When Alexandra Byrne started evolving costumes, she kept one fundamental idea in her mind: firstly, to display not so much of a story but of heroines’ characters, and, secondly, to mix together the past with the modernity, adding a little bit of «sexuality» to Elizabethan period. That’s why almost all of the queens’ costumes we might notice made of denim fabric as an ultimate material used for historian dresses. Also, the decision to use this kind of material was caused by a location where the filming took place – In Scotland where it’s often rainy and the weather is always bad. «I wanted a fabric that would get on well with water and wind. I wanted something comfortable and flexible, the same as your favourite jeans.»

The clothes for both of the queens isn’t a fashion issue – it is rather a strategy and a political position. Especially, Elisabeth – she had very strict expectations about the garments she wore. «She controlled the power of her appearance and even used her image as a substitution of the iconography of Virgin Mary in the Protestant England,» Alexandra Byrne says. In some scenes, we see Elisabeth in fiery red dresses that literally scream about her determined character, but after she contracted smallpox, her image becomes more monochrome and severe.

Margot Robbie confessed that her costumes helped her not only to understand her heroine but also get used to the role in a more emotional way. For example, while working at Elisabet’s costumes, Alexandra Byrne was reading myths about sea monsters, in which the folk of those centuries used to believe. The metaphorical figures of this «animals» are transformed into prints on Elisabet’s dresses, every picture held its own emotion, and Margo Robbie admits that after dressing up every new costume, she literally shuddered – this about how much of an emotional load it carried itself.

Though the royal wardrobe which was torn by the main heroines became the principal object that deserves much more attention than any others, Byrne also paid a lot of attention to men’s costumes making it look way more contemporary. «I wanted to make XVI’s century men look sexy, and the fabric they wore appeared to become much better than before,» Byrne said. «As much as our favourite jeans, clothes of 16’s century had to be changed eventually. Most actors are nervous enough about Elizabethan clothes. Before meeting with me everyone expected to face pantyhoses, camisoles and breeches. And it was pleasant to see how warming the welcomed a denim fabric.»
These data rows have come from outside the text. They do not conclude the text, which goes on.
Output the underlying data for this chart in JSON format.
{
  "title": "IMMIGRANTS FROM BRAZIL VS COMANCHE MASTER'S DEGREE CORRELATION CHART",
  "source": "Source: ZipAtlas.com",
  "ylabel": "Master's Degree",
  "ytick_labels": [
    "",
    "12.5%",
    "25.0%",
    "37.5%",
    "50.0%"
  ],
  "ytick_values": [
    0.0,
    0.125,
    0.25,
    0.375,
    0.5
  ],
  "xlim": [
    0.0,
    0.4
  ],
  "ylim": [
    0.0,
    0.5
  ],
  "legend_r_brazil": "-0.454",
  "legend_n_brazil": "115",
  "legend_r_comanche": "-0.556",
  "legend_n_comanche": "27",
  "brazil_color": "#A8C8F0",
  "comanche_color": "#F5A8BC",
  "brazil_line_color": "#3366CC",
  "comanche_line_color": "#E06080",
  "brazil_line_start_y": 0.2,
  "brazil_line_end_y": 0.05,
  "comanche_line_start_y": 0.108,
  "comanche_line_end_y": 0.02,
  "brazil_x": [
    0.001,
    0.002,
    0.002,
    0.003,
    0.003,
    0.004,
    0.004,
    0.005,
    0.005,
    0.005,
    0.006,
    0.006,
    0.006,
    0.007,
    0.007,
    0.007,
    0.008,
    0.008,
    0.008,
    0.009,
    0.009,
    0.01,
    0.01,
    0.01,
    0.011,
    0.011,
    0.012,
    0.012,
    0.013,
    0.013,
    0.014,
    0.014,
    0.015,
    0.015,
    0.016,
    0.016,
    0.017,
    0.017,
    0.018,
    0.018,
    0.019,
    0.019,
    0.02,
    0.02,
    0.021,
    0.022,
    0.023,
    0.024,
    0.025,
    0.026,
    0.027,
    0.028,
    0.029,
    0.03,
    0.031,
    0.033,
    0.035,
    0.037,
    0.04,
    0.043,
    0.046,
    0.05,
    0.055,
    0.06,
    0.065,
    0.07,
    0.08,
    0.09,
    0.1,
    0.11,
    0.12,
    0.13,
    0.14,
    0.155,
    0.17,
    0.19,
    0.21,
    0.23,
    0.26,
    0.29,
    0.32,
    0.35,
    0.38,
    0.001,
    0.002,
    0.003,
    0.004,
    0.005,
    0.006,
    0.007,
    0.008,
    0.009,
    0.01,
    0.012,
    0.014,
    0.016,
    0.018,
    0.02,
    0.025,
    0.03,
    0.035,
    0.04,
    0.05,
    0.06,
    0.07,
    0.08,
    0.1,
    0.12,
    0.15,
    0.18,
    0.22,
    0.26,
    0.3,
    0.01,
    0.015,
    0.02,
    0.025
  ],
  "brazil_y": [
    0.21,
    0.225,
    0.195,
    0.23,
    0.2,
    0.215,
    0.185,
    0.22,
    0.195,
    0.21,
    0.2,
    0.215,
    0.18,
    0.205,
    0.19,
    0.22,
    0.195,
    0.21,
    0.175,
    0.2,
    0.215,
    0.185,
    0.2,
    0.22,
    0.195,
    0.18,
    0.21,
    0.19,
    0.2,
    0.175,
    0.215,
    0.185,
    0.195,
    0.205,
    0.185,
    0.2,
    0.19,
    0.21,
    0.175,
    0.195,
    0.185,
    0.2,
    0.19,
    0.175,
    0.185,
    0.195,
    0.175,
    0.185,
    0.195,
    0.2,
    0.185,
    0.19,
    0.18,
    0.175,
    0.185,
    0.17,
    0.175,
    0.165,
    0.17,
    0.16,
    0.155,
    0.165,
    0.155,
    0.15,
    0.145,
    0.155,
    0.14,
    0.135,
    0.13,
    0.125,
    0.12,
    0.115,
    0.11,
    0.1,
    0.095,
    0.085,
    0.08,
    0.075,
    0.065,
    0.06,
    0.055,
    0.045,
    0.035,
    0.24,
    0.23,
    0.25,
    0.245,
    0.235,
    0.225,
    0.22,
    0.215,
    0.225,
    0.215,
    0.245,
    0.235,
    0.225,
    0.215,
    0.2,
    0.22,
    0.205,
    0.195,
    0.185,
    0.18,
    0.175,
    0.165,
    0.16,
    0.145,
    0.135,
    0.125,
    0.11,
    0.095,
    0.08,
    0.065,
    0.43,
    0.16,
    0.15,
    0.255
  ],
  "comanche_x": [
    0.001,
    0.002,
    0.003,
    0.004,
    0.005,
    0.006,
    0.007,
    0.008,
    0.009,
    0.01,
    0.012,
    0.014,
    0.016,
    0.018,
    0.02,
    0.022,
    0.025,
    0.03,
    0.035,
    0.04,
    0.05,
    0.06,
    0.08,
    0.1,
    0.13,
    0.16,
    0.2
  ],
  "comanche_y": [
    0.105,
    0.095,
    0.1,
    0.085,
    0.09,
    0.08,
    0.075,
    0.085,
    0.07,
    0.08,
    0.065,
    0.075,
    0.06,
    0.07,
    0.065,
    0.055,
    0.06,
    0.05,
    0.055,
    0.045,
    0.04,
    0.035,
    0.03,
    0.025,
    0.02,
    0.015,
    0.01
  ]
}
The accurate attention to details spread on everyone who a viewer might see on the big screen including an enormous number of secondary actors. «All the extra’s costumes were different,» Byrne says. «In the middle of the 16’s century, the courtiers had no uniform, and I didn’t want them to look equally. Each queen has at least 25 courtiers nearby, and all of them have different dresses. We worked with factories in Poland, England and India simultaneously for costumes creation.»

As for hairstyles, the modern dressed gave vent to the imagination for a hairstylist and a makeup artist, Jenny Shircore. Both queens’ hairstyles look very modern, especially when it comes to Mary – she wears high buns. All the male characters were also satisfied and pleased: most of the Scottish characters had to appear more attractive and more consonant to their wild environment, meanwhile, the English courtyard looks more well-groomed and polished than their Scottish partners.